In today’s economy, building in-depth knowledge of your customer base – known as customer insight – is no longer simply about knowing everything about your customer; instead, it’s about understanding how your customers create value for their customers, and how they in turn create value for their own set of customers. Building an awareness and understanding of this continuous flow of value chains will enable companies to make crucial progress in preparing for growth.
Understanding the value your customers have to offer their customers entails taking a far more proactive approach to your customers’ business. Let’s look at outsourcing, which is really nothing more than a clever supplier saying, “Look at what I can do for you. You may do this internally now, but it does not fit in with your business model and I can do it better and far more efficiently”.

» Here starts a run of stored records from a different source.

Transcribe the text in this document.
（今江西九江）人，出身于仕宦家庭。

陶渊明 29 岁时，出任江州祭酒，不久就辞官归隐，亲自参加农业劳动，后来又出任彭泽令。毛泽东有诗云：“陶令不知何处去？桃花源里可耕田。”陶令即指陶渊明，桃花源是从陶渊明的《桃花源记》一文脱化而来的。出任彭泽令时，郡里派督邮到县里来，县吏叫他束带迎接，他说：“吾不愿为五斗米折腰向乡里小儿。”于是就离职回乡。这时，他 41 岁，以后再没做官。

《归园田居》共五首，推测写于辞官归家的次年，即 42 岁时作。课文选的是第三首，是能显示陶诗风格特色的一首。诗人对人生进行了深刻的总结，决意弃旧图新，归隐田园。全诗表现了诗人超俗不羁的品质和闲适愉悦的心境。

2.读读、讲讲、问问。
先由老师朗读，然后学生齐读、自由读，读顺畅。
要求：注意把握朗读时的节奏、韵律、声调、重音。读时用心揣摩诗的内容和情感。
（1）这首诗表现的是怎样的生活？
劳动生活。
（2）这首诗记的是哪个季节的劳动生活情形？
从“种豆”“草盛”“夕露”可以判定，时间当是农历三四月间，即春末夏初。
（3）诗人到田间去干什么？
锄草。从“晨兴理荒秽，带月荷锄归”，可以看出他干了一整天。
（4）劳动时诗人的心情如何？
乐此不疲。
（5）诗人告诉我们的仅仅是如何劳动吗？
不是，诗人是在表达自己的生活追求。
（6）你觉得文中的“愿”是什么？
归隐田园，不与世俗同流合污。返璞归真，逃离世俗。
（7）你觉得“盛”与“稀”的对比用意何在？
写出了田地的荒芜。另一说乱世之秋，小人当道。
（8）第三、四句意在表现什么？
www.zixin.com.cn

If the supplier proves that he can manage the task more effectively, he can offer the customer improved efficiencies and thus greater revenue or profit. Understanding the customer’s needs at this level involves understanding his business spheres, the different degrees of complexity in which he operates, and the different degrees of scale of opportunity that exist for the supplier.
SWOT analysis
Much detail is required and account profiles can be lengthy documents. Who are your customer’s directors? What can you learn about their long-term direction? How are they achieving their strategy? What do they do on a day-to-day basis to move them in the right direction? Are they doing it well? Can you find a way to engage with them in which you offer them greater value by helping them to do things more efficiently? By constructing your own SWOT analysis of your customer, you will have the ability to create your own strategic plan for them. Much of the information you are looking for may be closely guarded; talk to them to gain access to the data you need, check with them constantly to gain further insight, and to turn that data into information, and then customer intelligence. Once you have achieved an understanding of where you can add value, you need to define your value to the customer. This involves the following steps:
- Determine methods to bring your capabilities and solutions to bear on your customer’s business drivers;
- Tell your customer what your solutions are delivering in bottom-line terms and maintain this approach consistently;
- Get the customer to agree and sign off on these improvements; and
- Set up systems of measurement and ensure your customer owns and operates them.
If you can match what you do well with what they need, then you can offer them unique value – which brings you closer to closing your sale.
Being proactive here is key. Ask yourself constantly how to think your way into your customer’s organisation. If you do that on a consistent basis and adopt the behaviours that requires, you will find yourself continually faced with opportunities for growth. We operate in a complex business environment and customers are simply no longer interested in products – your only differentiator is how you sell. Your approach to your customers will determine whether you survive and grow, or die.